Over the past decade, we’ve seen more and more articles in the media about the many health benefits that come with eating fish on a regular basis. At the same time, we’ve seen other articles (sometimes in the same newspapers and magazines) about the growing health threat of contaminants like mercury and other heavy metals that are finding their way into many important fish populations. Then there global concerns about widespread over-fishing and ecologically dangerous fishing practices… How do we separate fact from fiction? Once we do that, how do we make decisions that are consistent with our values and priorities?

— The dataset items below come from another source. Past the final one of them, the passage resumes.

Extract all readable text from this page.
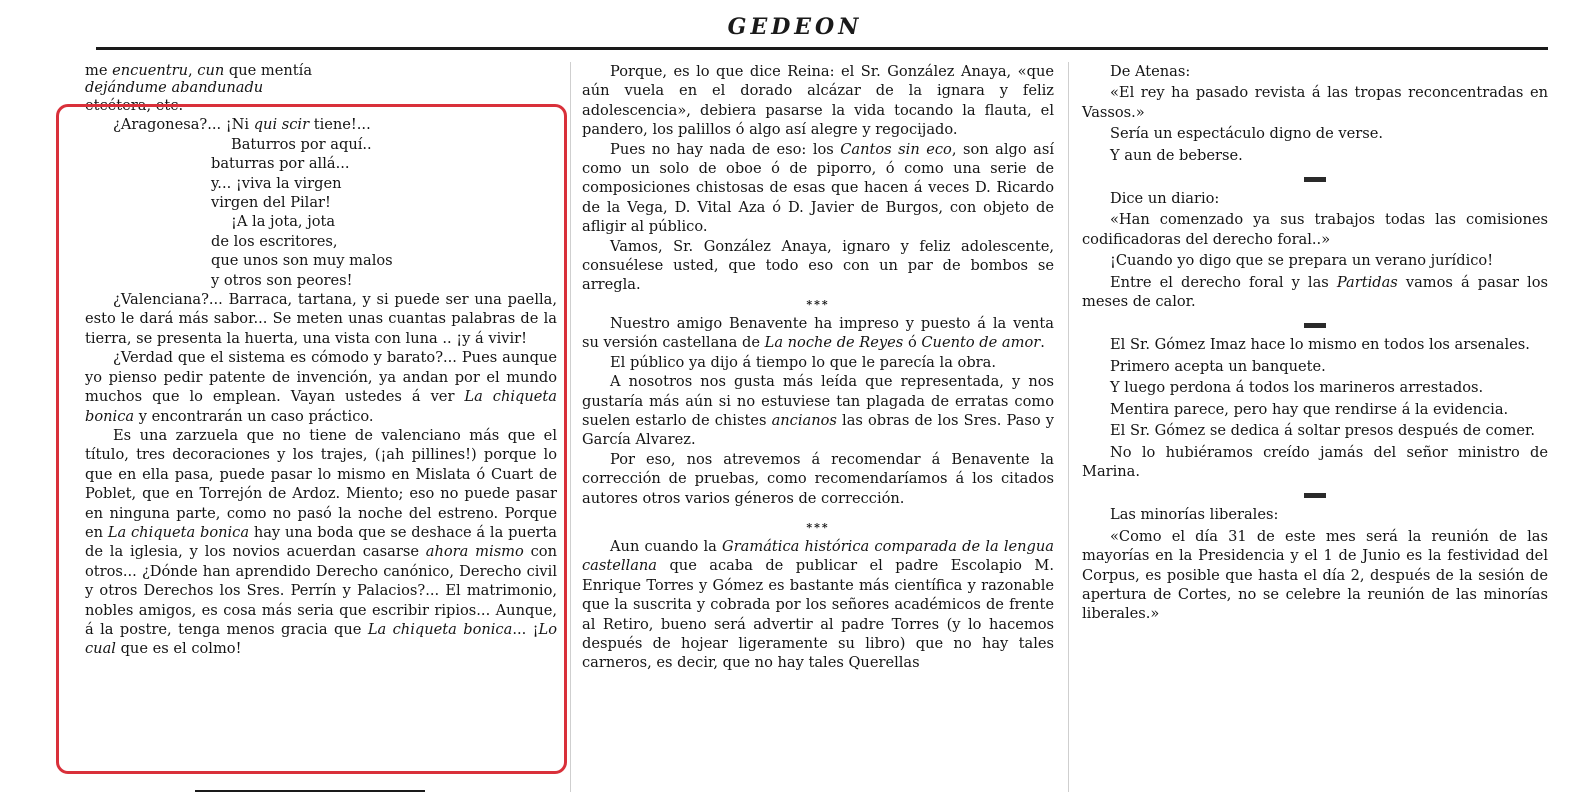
GEDEON

me encuentru, cun que mentía

dejándume abandunadu

etcétera, etc.

¿Aragonesa?... ¡Ni qui scir tiene!...

Baturros por aquí..

baturras por allá...

y... ¡viva la virgen

virgen del Pilar!

¡A la jota, jota

de los escritores,

que unos son muy malos

y otros son peores!

¿Valenciana?... Barraca, tartana, y si puede ser una paella, esto le dará más sabor... Se meten unas cuantas palabras de la tierra, se presenta la huerta, una vista con luna .. ¡y á vivir!

¿Verdad que el sistema es cómodo y barato?... Pues aunque yo pienso pedir patente de invención, ya andan por el mundo muchos que lo emplean. Vayan ustedes á ver La chiqueta bonica y encontrarán un caso práctico.

Es una zarzuela que no tiene de valenciano más que el título, tres decoraciones y los trajes, (¡ah pillines!) porque lo que en ella pasa, puede pasar lo mismo en Mislata ó Cuart de Poblet, que en Torrejón de Ardoz. Miento; eso no puede pasar en ninguna parte, como no pasó la noche del estreno. Porque en La chiqueta bonica hay una boda que se deshace á la puerta de la iglesia, y los novios acuerdan casarse ahora mismo con otros... ¿Dónde han aprendido Derecho canónico, Derecho civil y otros Derechos los Sres. Perrín y Palacios?... El matrimonio, nobles amigos, es cosa más seria que escribir ripios... Aunque, á la postre, tenga menos gracia que La chiqueta bonica... ¡Lo cual que es el colmo!

Porque, es lo que dice Reina: el Sr. González Anaya, «que aún vuela en el dorado alcázar de la ignara y feliz adolescencia», debiera pasarse la vida tocando la flauta, el pandero, los palillos ó algo así alegre y regocijado.

Pues no hay nada de eso: los Cantos sin eco, son algo así como un solo de oboe ó de piporro, ó como una serie de composiciones chistosas de esas que hacen á veces D. Ricardo de la Vega, D. Vital Aza ó D. Javier de Burgos, con objeto de afligir al público.

Vamos, Sr. González Anaya, ignaro y feliz adolescente, consuélese usted, que todo eso con un par de bombos se arregla.

***

Nuestro amigo Benavente ha impreso y puesto á la venta su versión castellana de La noche de Reyes ó Cuento de amor.

El público ya dijo á tiempo lo que le parecía la obra.

A nosotros nos gusta más leída que representada, y nos gustaría más aún si no estuviese tan plagada de erratas como suelen estarlo de chistes ancianos las obras de los Sres. Paso y García Alvarez.

Por eso, nos atrevemos á recomendar á Benavente la corrección de pruebas, como recomendaríamos á los citados autores otros varios géneros de corrección.

***

Aun cuando la Gramática histórica comparada de la lengua castellana que acaba de publicar el padre Escolapio M. Enrique Torres y Gómez es bastante más científica y razonable que la suscrita y cobrada por los señores académicos de frente al Retiro, bueno será advertir al padre Torres (y lo hacemos después de hojear ligeramente su libro) que no hay tales carneros, es decir, que no hay tales Querellas

De Atenas:

«El rey ha pasado revista á las tropas reconcentradas en Vassos.»

Sería un espectáculo digno de verse.

Y aun de beberse.

Dice un diario:

«Han comenzado ya sus trabajos todas las comisiones codificadoras del derecho foral..»

¡Cuando yo digo que se prepara un verano jurídico!

Entre el derecho foral y las Partidas vamos á pasar los meses de calor.

El Sr. Gómez Imaz hace lo mismo en todos los arsenales.

Primero acepta un banquete.

Y luego perdona á todos los marineros arrestados.

Mentira parece, pero hay que rendirse á la evidencia.

El Sr. Gómez se dedica á soltar presos después de comer.

No lo hubiéramos creído jamás del señor ministro de Marina.

Las minorías liberales:

«Como el día 31 de este mes será la reunión de las mayorías en la Presidencia y el 1 de Junio es la festividad del Corpus, es posible que hasta el día 2, después de la sesión de apertura de Cortes, no se celebre la reunión de las minorías liberales.»
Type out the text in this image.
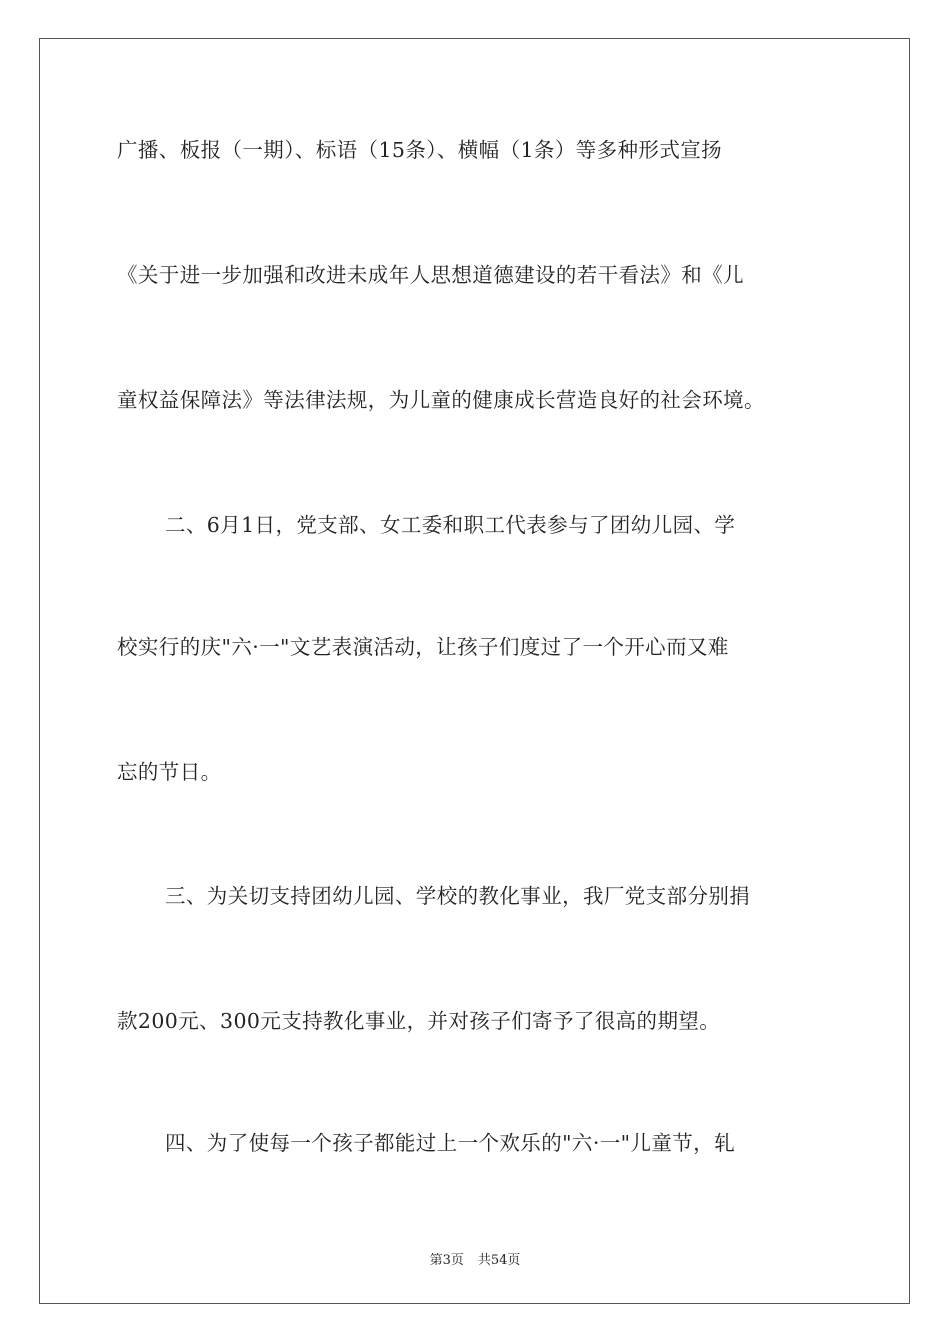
广播、板报（一期）、标语（15条）、横幅（1条）等多种形式宣扬
《关于进一步加强和改进未成年人思想道德建设的若干看法》和《儿
童权益保障法》等法律法规，为儿童的健康成长营造良好的社会环境。
二、6月1日，党支部、女工委和职工代表参与了团幼儿园、学
校实行的庆"六·一"文艺表演活动，让孩子们度过了一个开心而又难
忘的节日。
三、为关切支持团幼儿园、学校的教化事业，我厂党支部分别捐
款200元、300元支持教化事业，并对孩子们寄予了很高的期望。
四、为了使每一个孩子都能过上一个欢乐的"六·一"儿童节，轧
第3页 共54页
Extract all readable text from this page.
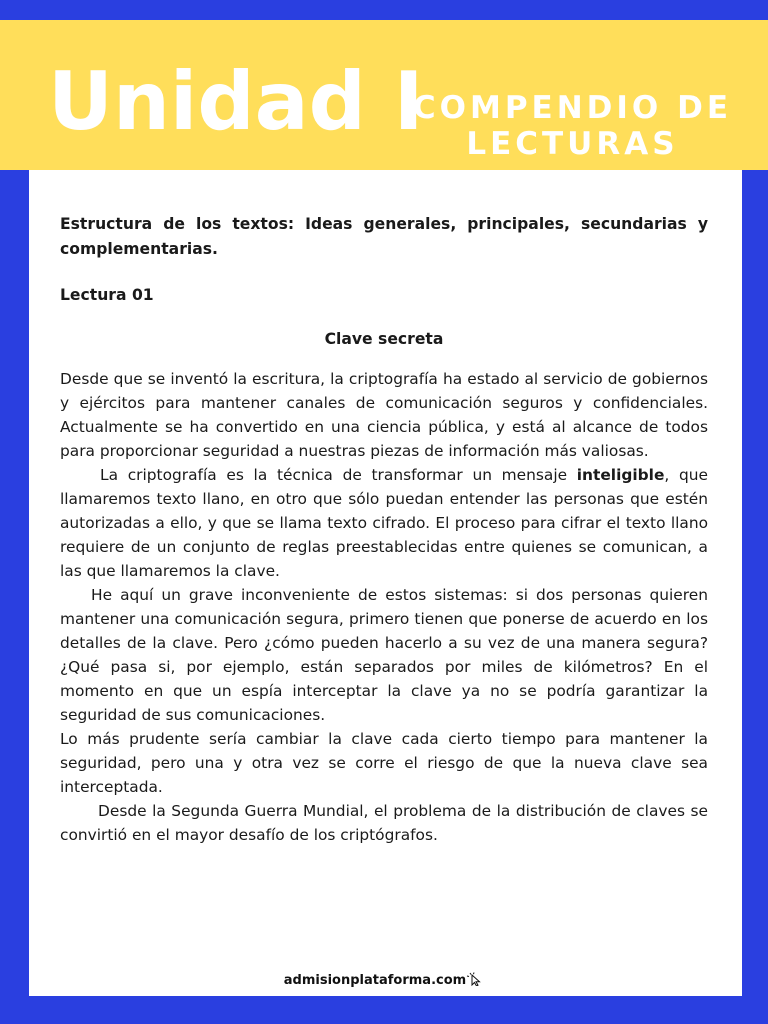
Unidad I
COMPENDIO DE
LECTURAS

Estructura de los textos: Ideas generales, principales, secundarias y complementarias.

Lectura 01

Clave secreta

Desde que se inventó la escritura, la criptografía ha estado al servicio de gobiernos y ejércitos para mantener canales de comunicación seguros y confidenciales. Actualmente se ha convertido en una ciencia pública, y está al alcance de todos para proporcionar seguridad a nuestras piezas de información más valiosas.

La criptografía es la técnica de transformar un mensaje inteligible, que llamaremos texto llano, en otro que sólo puedan entender las personas que estén autorizadas a ello, y que se llama texto cifrado. El proceso para cifrar el texto llano requiere de un conjunto de reglas preestablecidas entre quienes se comunican, a las que llamaremos la clave.

He aquí un grave inconveniente de estos sistemas: si dos personas quieren mantener una comunicación segura, primero tienen que ponerse de acuerdo en los detalles de la clave. Pero ¿cómo pueden hacerlo a su vez de una manera segura? ¿Qué pasa si, por ejemplo, están separados por miles de kilómetros? En el momento en que un espía interceptar la clave ya no se podría garantizar la seguridad de sus comunicaciones.

Lo más prudente sería cambiar la clave cada cierto tiempo para mantener la seguridad, pero una y otra vez se corre el riesgo de que la nueva clave sea interceptada.

Desde la Segunda Guerra Mundial, el problema de la distribución de claves se convirtió en el mayor desafío de los criptógrafos.

admisionplataforma.com
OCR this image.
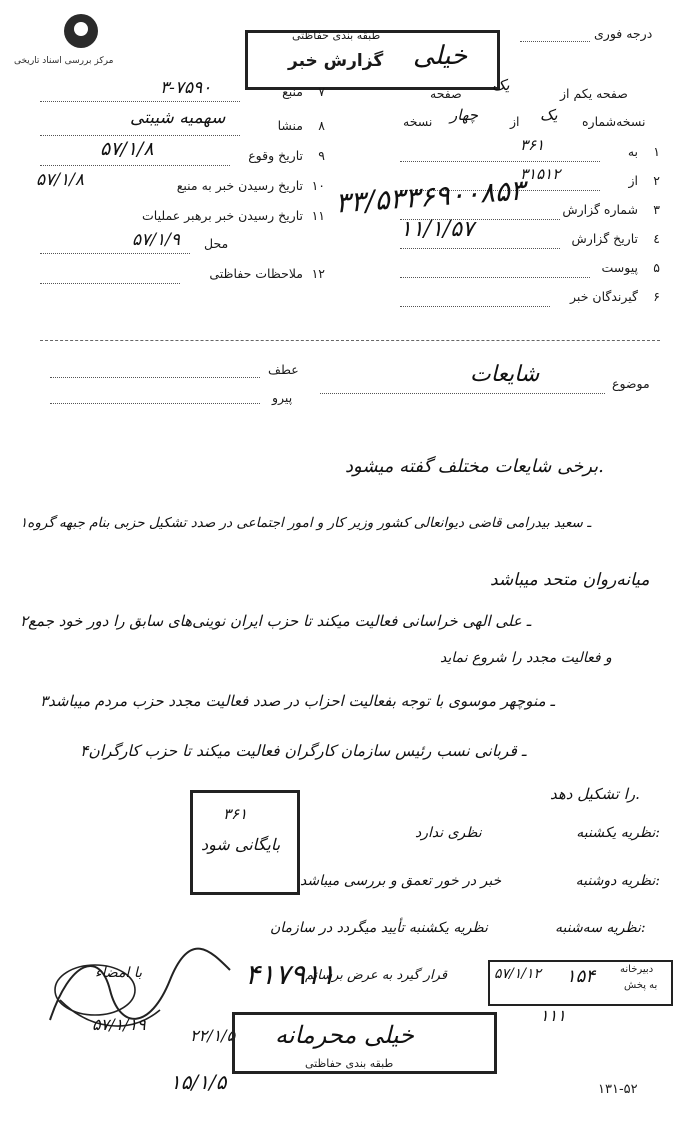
مرکز بررسی اسناد تاریخی
طبقه بندی حفاظتی
گزارش خبر خیلی
درجه فوری
صفحه یک	صفحه یکم از
نسخه چهار	از یک نسخه‌شماره
۱
به
۳۶۱
۲
از
۳۱۵۱۲
۳
شماره گزارش
٤
تاریخ گزارش
۱۱/۱/۵۷
۵
پیوست
۶
گیرندگان خبر
۳۳/۵۳۳۶۹۰۰۸۵۳
۷
منبع
۳-۷۵۹۰
۸
منشا
سهمیه شیبتی
۹
تاریخ وقوع
۵۷/۱/۸
۱۰
تاریخ رسیدن خبر به منبع
۵۷/۱/۸
۱۱
تاریخ رسیدن خبر برهبر عملیات
محل
۵۷/۱/۹
۱۲
ملاحظات حفاظتی
موضوع
شایعات
عطف
پیرو
برخی شایعات مختلف گفته میشود.
۱ـ سعید بیدرامی قاضی دیوانعالی کشور وزیر کار و امور اجتماعی در صدد تشکیل حزبی بنام جبهه گروه
میانه‌روان متحد میباشد
۲ـ علی الهی خراسانی فعالیت میکند تا حزب ایران نوینی‌های سابق را دور خود جمع
و فعالیت مجدد را شروع نماید
۳ـ منوچهر موسوی با توجه بفعالیت احزاب در صدد فعالیت مجدد حزب مردم میباشد
۴ـ قربانی نسب رئیس سازمان کارگران فعالیت میکند تا حزب کارگران
را تشکیل دهد.
۳۶۱
بایگانی شود
نظریه یکشنبه:
نظری ندارد
نظریه دوشنبه:
خبر در خور تعمق و بررسی میباشد
نظریه سه‌شنبه:
نظریه یکشنبه تأیید میگردد در سازمان
۴۱۷۹۱۱
قرار گیرد به عرض برسانم
با امضاء
۵۷/۱/۱۹
۲۲/۱/۵
۱۵/۱/۵
دبیرخانه
به پخش
۱۵۴
۵۷/۱/۱۲
۱۱۱
خیلی محرمانه
طبقه بندی حفاظتی
۱۳۱-۵۲
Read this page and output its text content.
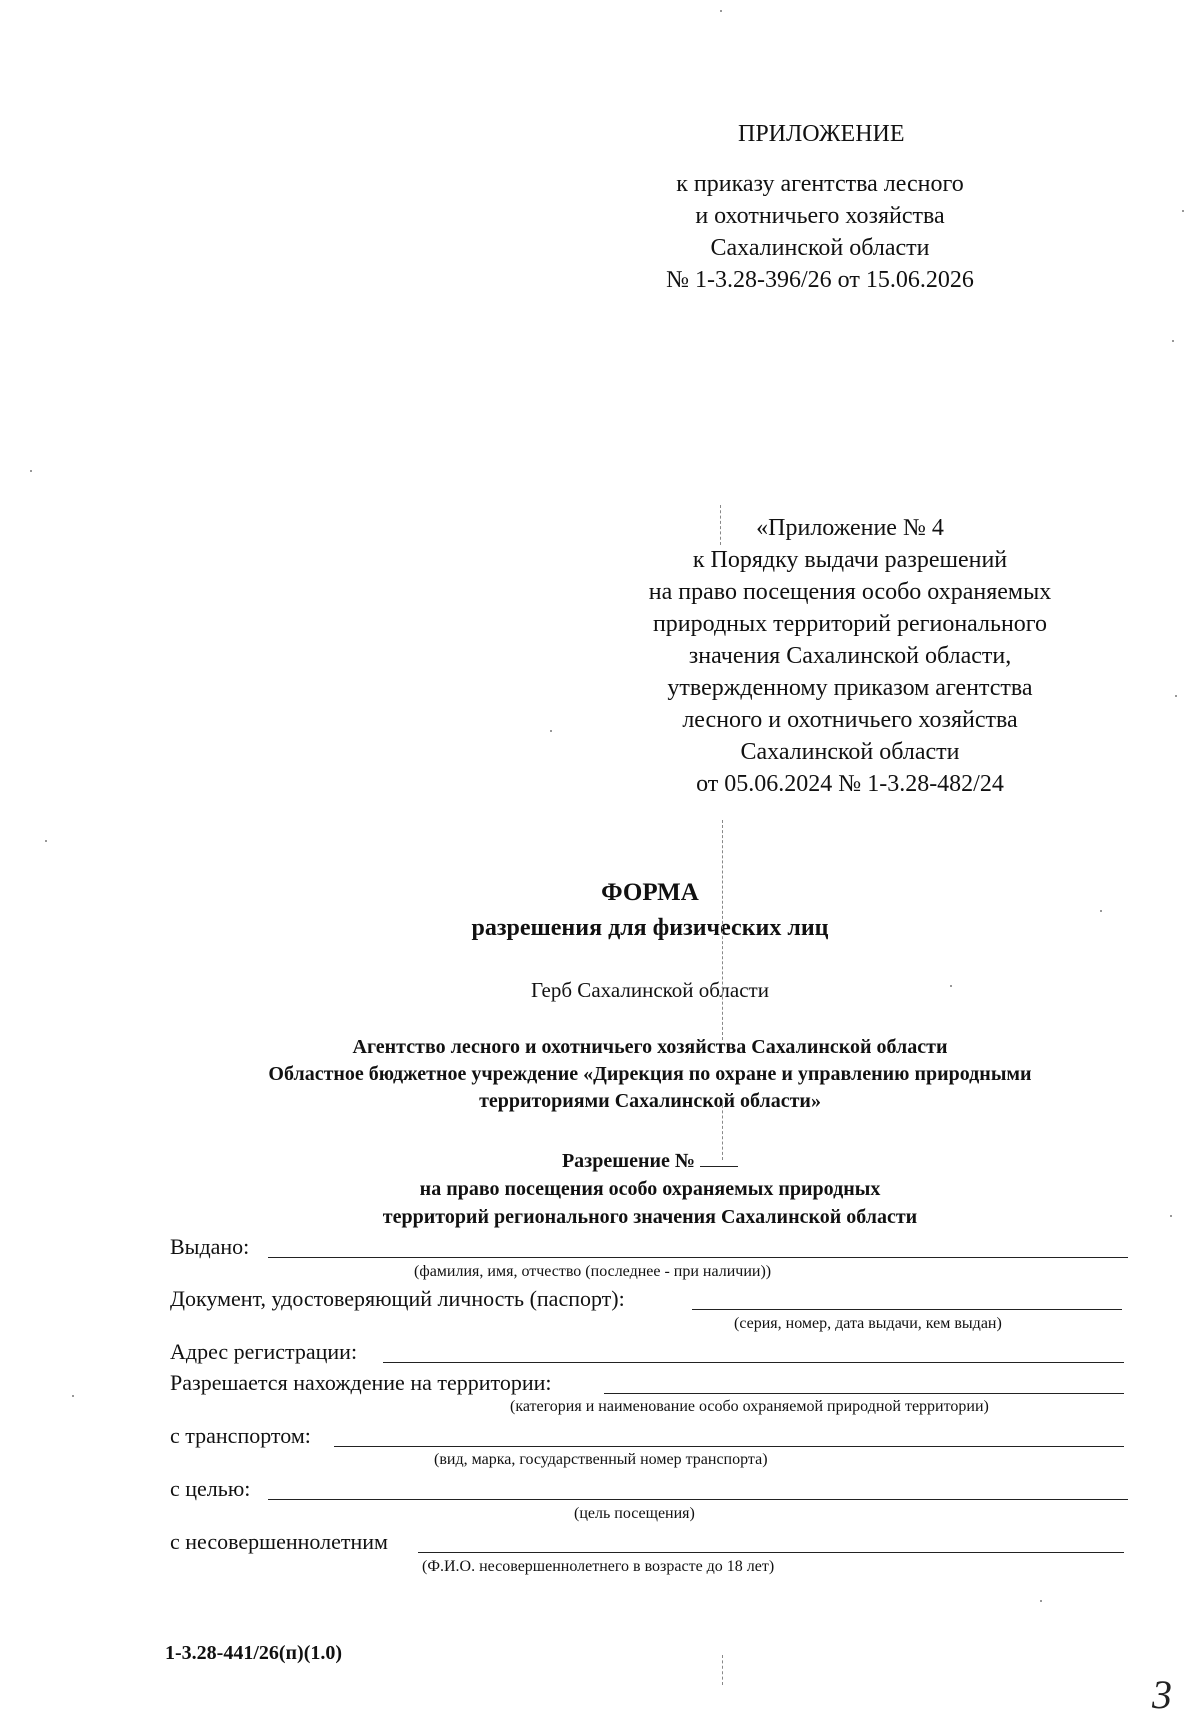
ПРИЛОЖЕНИЕ
к приказу агентства лесного
и охотничьего хозяйства
Сахалинской области
№ 1-3.28-396/26 от 15.06.2026
«Приложение № 4
к Порядку выдачи разрешений
на право посещения особо охраняемых
природных территорий регионального
значения Сахалинской области,
утвержденному приказом агентства
лесного и охотничьего хозяйства
Сахалинской области
от 05.06.2024 № 1-3.28-482/24
ФОРМА
разрешения для физических лиц
Герб Сахалинской области
Агентство лесного и охотничьего хозяйства Сахалинской области
Областное бюджетное учреждение «Дирекция по охране и управлению природными
территориями Сахалинской области»
Разрешение №
на право посещения особо охраняемых природных
территорий регионального значения Сахалинской области
Выдано:
(фамилия, имя, отчество (последнее - при наличии))
Документ, удостоверяющий личность (паспорт):
(серия, номер, дата выдачи, кем выдан)
Адрес регистрации:
Разрешается нахождение на территории:
(категория и наименование особо охраняемой природной территории)
с транспортом:
(вид, марка, государственный номер транспорта)
с целью:
(цель посещения)
с несовершеннолетним
(Ф.И.О. несовершеннолетнего в возрасте до 18 лет)
1-3.28-441/26(п)(1.0)
3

All of these issues are real. There are many nutritional benefits to eating fish, and there are types of fish that are high in contaminants, and there are varieties of fish you might want to avoid for ecological reasons. In this short article we can’t possibly do justice to the whole topic, but we can give you a few tips about which fish varieties are both good and bad for you, which may taste good but are bad for you, and which are sustainable and thus better to include in “green” diet plans.

Good Fish

According to lists compiled by Seafood Watch, an environmental program run by the Monterey Bay Aquarium, the following fish (1) are high in healthy omega-3 fats, (2) contain low levels of contaminants, and (3) come from sustainable fisheries or fishing grounds:

  • Albacore tuna (from the northwestern U.S. or British Columbia). Although many varieties of ocean tuna have high mercury levels, these tuna get a “Green Rating” if they were pole- or troll-caught because they are smaller, usually weighing less than 20 pounds. This means that they haven’t lived as long as larger ocean tuna, and thus have not had time to absorb as much mercury and other contaminants.
  • Salmon (wild-caught in Alaska). These salmon come from well-maintained and sustainable fisheries, where both breeding and fishing are controlled. As a result, they are more nutritious in terms of omega-3 fats per ounce, and contain fewer contaminants than other types of salmon.
  • Oysters (farm-raised). These shellfish are not only good for you (being high in omega-3 and iron), they’re good for the environment in which they’re raised, because they feed off of algae and nutrients in the water while keeping it free of contaminants.
  • Sardines (wild-caught in the Pacific Ocean). These tiny fish are emerging on several nutritionists’ lists of “super foods” because they have more omega-3 nutrition per ounce than salmon, tuna, and most other seafood species. They also reproduce quickly, so they are not endangered as a species.
  • Rainbow trout (farm-raised). Although most lake trout have high contaminant levels, in the U.S., most rainbow trout are farmed in freshwater ponds and are both nutritious and safe.

Bad Fish

The fish on this list, however, should probably be on your “avoid” list, because they have been shown to contain risky levels of contaminants:

  • Bluefin tuna. This is one of the most endangered fish species, as identified by the World Wildlife Fund. But it is also one of the most dangerous, containing such high levels of mercury and PCBs that the Environment Defense Fund recommends not eating it at all.
  • Chilean sea bass. Known for its taste, this species is slow-growing, and has been very over-fished in its native Antarctic waters. They have high mercury levels, and the fishing methods used are known to damage the ocean floor.
  • Grouper. This fish can live to the age of 40 and reproduces slowly, facts which place it firmly on a number of endangered lists. Its long life also gives it time to absorb more contaminants than other fish varieties.
  • Orange roughy. Another long-lived fish (they can live 100 years or more) that is both vulnerable to overfishing and that has high levels of mercury.
  • Salmon (farmed). Almost all salmon sold in the U.S. and labeled as “Atlantic salmon” is raised in crowded fish pens and farms that are so full of parasites and diseases that they actually imperil wild salmon in the same area. The farmed salmon are fed antibiotics to combat the diseases found in their pens, and contain high enough PCB levels to have received a “thumbs-down” rating from Seafood Watch. So it really does pay to read the label, and to be sure where your fish comes from before you serve it to your family.